I strongly encourage you to read, save and cook some things from the article. Here are few samples:

#4: Peeled, whole carrots, rolled in salt, pepper, cumin and brown sugar. Cook over high heat until brown, then move to low heat until cooked through.
#30: Chicken leg quarters tossed in garlic, fresh rosemary (or thyme, or oregano,….), olive oil and the juice of a grilled lemon. Grill away from heat.
#48: Shrimp with olive oil, salt, cumin. Finish with the juice of a grilled lemon and chopped fresh marjoram (or oregano, or parsley,….)
#41 [My favorite description, not that I'm sure I'll indulge]: Bacon wrapped hot dog. Admit it. You want one.

The only downside of an article like that is that he doesn't provide detailed recipes with proportions and measurements. However, the flavors and combinations are almost foolproof. It's grilling, not fine dining or high end cooking.

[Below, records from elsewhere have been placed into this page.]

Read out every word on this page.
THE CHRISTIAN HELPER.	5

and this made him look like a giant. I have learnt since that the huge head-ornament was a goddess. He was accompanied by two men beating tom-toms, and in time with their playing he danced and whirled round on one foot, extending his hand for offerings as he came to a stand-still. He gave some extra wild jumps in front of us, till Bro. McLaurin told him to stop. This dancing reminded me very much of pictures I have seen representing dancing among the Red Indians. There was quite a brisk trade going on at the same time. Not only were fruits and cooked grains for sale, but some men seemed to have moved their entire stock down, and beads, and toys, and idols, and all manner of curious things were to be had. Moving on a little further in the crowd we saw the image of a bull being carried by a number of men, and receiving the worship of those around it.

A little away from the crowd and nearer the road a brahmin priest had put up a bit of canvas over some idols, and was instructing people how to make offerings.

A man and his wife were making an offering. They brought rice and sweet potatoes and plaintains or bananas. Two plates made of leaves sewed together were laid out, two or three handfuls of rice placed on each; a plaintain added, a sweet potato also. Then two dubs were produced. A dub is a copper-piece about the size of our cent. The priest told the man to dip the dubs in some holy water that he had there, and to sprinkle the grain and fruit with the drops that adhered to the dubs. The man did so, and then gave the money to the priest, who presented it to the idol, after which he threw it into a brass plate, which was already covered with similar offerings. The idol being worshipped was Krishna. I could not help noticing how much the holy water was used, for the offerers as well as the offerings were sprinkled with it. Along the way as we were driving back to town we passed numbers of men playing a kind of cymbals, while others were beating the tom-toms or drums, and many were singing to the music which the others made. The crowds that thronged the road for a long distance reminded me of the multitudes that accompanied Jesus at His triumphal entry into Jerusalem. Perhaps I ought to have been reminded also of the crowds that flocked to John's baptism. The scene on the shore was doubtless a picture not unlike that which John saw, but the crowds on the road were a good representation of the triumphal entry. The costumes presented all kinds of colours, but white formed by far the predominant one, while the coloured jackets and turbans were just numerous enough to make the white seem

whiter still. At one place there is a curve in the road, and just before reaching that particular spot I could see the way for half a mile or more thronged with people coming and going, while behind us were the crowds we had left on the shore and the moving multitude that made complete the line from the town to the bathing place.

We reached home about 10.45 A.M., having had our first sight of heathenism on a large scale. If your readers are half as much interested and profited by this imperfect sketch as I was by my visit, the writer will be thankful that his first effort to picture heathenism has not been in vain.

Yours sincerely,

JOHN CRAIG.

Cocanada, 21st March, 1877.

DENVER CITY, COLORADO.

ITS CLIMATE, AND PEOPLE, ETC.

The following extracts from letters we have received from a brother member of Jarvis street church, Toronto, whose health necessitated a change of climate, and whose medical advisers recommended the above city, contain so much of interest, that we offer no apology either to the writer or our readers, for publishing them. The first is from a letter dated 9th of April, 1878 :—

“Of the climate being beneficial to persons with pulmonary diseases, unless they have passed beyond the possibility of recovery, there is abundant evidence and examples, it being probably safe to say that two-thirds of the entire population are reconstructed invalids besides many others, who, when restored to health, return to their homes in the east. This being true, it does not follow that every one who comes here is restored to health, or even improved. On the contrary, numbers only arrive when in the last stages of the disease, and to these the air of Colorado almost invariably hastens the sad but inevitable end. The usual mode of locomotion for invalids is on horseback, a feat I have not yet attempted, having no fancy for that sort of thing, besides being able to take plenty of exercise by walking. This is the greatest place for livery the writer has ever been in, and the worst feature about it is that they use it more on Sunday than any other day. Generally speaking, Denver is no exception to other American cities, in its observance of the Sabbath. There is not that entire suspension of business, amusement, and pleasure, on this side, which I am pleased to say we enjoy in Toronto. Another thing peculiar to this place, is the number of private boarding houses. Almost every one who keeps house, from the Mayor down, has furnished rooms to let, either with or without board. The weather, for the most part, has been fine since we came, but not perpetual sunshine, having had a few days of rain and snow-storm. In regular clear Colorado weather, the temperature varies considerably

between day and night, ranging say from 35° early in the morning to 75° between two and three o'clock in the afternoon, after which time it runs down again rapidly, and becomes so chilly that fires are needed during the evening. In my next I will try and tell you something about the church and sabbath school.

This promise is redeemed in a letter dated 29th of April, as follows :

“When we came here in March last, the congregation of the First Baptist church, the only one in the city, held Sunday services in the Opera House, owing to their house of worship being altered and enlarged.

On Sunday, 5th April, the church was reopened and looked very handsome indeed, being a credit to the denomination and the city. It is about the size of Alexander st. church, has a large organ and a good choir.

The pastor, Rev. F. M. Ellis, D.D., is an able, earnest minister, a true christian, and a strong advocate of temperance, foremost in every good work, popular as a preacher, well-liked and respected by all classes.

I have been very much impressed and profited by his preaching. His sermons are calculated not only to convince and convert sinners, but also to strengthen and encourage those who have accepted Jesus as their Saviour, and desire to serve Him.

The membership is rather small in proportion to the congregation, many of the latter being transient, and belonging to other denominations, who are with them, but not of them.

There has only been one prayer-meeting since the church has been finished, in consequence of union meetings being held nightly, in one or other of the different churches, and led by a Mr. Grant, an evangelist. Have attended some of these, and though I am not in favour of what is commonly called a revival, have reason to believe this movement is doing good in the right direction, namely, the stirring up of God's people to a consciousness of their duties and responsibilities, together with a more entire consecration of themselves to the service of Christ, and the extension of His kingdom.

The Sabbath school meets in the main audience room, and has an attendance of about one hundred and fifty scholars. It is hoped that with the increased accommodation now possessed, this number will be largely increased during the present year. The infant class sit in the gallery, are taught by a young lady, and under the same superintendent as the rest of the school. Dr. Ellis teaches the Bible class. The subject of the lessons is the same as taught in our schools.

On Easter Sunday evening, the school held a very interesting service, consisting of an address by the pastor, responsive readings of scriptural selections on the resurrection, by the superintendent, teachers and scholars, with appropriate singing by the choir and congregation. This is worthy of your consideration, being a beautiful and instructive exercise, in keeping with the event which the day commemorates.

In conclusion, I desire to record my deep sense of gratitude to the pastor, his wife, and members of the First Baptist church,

Besides providing nice flavor combinations, Bittman very frequently calls for fresh herbs. You may remember newsletter issue this spring called "The Only Shortcut to Becoming a Great Cook". In it were thoughts about planting your own herb garden, or simply using fresh herbs. If you planted anything a few months ago, the payoff has already begun.

If you don't have fresh herbs in your yard or windowsill it's not too late. You can still buy small pots of herbs at garden centers and even grocery stores.

Fresh herbs are something you almost can't go wrong with. It's possible to overpower a dish if you put in too much of an herb or mix too many kinds of herbs together. But even that's pretty hard to do. You'll be fine. Try it.

Bittman's Grill - Notice the sardines in the center!